Can We Assess Mental Health through Social Media and Smart Devices? Addressing Bias in Methodology and Evaluation
This work highlights critical bias and generalization issues in mental health prediction models, posing serious questions about their deployment ability and feature utility for mental health assessment.
The paper examined state-of-the-art methods for predicting mental health from smartphone and social media data, finding that under a pragmatic evaluation framework, none of them achieved or even approached the reported high performances, often barely outperforming naive baselines in real-world settings.

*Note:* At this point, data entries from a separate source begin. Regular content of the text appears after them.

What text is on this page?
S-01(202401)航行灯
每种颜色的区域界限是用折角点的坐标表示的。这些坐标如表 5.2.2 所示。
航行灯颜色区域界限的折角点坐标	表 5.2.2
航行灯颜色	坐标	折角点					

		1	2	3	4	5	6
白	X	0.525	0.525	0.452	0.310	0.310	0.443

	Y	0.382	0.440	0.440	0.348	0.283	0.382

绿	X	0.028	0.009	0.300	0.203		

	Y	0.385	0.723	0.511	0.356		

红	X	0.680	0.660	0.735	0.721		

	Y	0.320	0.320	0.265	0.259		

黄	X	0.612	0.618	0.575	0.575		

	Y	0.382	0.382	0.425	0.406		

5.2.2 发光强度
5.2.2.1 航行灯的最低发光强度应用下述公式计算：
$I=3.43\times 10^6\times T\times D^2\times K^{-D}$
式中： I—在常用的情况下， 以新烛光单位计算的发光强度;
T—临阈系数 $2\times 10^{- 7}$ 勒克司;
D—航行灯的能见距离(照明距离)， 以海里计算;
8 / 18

Predicting mental health from smartphone and social media data on a longitudinal basis has recently attracted great interest, with very promising results being reported across many studies. Such approaches have the potential to revolutionise mental health assessment, if their development and evaluation follows a real world deployment setting. In this work we take a closer look at state-of-the-art approaches, using different mental health datasets and indicators, different feature sources and multiple simulations, in order to assess their ability to generalise. We demonstrate that under a pragmatic evaluation framework, none of the approaches deliver or even approach the reported performances. In fact, we show that current state-of-the-art approaches can barely outperform the most naïve baselines in the real-world setting, posing serious questions not only about their deployment ability, but also about the contribution of the derived features for the mental health assessment task and how to make better use of such data in the future.